C'est ce qu'on peut appeler "un mauvais timing". Alors que l'équipe de campagne du Rassemblement national vient de finaliser un tract sur Marine Le Pen, tiré à 1,2 millions d'exemplaires et distribué un peu partout en France, l'actualité internationale est venue mettre à mal cette vitrine de la candidate à la Présidentielle.

Parmi les huit pages consacrées à sa vie, son oeuvre, ou encore ses chats, apparaît la rubrique "une femme de conviction" dans laquelle on peut l'apercevoir en train de serrer la main de Vladimir Poutine lors d'une rencontre à Moscou en 2017, rapporte Libération. Bien que le cliché date d'une époque où le président russe était encore fréquentable pour les dirigeants ukrainiens, le contexte actuel ainsi que la petite phrase accompagnant la photo ne risque pas d'aller dans le sens de la candidate du Rassemblement national actuellement en pleine campagne.

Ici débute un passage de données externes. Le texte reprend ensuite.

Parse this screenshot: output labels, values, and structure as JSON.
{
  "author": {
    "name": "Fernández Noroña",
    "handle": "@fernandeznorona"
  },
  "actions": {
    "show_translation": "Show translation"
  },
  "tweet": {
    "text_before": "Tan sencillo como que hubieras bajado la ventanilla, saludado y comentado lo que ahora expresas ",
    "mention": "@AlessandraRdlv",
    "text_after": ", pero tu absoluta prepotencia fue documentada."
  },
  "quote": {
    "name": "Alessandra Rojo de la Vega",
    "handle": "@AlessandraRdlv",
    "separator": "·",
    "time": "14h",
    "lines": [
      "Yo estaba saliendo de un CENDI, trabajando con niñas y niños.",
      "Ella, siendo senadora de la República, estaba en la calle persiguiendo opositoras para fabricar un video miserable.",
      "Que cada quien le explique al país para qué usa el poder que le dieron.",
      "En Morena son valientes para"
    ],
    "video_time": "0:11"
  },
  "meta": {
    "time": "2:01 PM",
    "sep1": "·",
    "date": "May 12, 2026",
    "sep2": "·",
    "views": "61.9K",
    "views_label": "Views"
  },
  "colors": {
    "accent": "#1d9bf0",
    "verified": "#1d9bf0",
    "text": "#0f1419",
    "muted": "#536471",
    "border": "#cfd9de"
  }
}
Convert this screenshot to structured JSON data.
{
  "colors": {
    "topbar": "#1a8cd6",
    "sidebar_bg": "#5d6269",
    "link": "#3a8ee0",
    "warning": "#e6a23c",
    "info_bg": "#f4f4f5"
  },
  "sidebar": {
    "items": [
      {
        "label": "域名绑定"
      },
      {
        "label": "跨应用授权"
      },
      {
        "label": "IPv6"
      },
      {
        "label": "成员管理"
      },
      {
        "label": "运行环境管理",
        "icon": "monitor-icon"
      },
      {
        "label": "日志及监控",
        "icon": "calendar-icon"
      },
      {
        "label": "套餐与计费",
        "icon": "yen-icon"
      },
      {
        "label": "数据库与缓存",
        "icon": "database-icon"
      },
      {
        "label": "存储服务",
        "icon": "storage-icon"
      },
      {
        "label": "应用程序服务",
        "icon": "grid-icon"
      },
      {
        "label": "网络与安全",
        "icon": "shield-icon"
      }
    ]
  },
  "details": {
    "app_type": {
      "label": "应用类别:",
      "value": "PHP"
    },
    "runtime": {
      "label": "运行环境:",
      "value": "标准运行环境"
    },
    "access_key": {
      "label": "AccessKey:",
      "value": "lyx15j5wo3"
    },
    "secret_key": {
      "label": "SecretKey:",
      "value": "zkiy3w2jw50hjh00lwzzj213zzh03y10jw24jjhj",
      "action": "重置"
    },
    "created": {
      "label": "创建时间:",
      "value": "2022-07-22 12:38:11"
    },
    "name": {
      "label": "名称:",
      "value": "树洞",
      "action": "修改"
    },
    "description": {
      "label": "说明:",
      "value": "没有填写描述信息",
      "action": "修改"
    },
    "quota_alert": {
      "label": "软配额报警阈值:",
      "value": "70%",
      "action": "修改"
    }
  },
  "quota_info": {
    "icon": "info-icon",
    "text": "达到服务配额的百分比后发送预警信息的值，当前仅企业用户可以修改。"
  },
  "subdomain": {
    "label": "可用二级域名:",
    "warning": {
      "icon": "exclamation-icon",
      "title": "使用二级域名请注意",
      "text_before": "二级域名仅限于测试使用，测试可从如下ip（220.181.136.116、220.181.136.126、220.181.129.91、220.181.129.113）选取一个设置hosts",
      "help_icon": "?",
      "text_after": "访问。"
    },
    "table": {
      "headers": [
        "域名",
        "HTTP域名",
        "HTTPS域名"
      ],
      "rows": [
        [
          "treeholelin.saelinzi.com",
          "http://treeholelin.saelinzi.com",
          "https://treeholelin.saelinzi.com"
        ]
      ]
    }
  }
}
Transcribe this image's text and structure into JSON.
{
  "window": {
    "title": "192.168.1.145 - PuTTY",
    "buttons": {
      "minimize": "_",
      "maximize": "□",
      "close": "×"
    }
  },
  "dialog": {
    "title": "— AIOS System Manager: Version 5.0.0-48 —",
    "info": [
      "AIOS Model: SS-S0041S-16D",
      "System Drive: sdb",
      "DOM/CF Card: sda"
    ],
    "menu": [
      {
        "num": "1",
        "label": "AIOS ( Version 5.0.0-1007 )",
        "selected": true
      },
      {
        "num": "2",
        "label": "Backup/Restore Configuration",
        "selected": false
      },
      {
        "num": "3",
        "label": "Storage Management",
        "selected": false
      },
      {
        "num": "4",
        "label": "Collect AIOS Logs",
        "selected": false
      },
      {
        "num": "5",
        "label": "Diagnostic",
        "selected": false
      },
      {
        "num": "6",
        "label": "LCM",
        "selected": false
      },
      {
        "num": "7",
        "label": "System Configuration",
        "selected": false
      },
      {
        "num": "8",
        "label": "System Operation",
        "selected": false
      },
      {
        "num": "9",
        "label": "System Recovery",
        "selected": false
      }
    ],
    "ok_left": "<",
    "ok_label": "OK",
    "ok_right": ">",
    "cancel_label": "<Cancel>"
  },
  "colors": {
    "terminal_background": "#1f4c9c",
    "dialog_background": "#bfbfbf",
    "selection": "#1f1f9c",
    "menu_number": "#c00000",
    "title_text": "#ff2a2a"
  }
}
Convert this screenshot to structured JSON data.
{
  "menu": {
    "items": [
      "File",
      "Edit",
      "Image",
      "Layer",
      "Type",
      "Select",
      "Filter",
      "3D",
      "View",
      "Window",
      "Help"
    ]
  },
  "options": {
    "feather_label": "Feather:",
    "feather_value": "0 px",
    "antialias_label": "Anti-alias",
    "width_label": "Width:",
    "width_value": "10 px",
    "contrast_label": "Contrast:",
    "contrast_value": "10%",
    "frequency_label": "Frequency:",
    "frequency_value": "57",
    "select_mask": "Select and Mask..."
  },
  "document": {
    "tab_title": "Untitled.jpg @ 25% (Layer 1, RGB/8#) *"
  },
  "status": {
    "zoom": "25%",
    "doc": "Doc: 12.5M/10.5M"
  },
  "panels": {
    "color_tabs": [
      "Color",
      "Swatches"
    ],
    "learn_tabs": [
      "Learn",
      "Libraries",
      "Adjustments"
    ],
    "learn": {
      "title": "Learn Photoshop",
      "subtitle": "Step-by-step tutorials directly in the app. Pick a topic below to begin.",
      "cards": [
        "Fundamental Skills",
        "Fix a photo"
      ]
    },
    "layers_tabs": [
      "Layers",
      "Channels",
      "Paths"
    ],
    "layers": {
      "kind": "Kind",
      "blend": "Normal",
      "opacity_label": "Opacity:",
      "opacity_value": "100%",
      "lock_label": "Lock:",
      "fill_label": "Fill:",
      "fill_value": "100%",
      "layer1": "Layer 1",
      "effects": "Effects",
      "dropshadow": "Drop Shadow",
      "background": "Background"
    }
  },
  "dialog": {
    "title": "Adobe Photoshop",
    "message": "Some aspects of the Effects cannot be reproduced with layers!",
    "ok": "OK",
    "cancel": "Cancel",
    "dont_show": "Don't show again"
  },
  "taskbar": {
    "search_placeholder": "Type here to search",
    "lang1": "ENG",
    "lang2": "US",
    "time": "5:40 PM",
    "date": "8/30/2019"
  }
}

Selon le quotidien français, l'ordre a été donné à des délégués départementaux de se débarrasser de leurs tracts restants, quitte à en jeter des milliers. Une faute d'orthographe serait invoquée pour justifier cette demande. Du côté du siège du RN, on assure qu'il ne s'agit pas d'une consigne nationale mais de l'oeuvre de militants zélés. De nouveaux tracts ne seront en tout cas plus imprimés.

Le Conseil constitutionnel a annoncé ce mardi que les candidats d'extrême droite à la présidentielle Marine Le Pen et Éric Zemmour, qui étaient à la peine dans la récolte de leurs parrainages, ont obtenu ce mardi les 500 paraphes d'élus nécessaires pour se présenter à ce scrutin, ainsi que le souverainiste Nicolas Dupont-Aignan.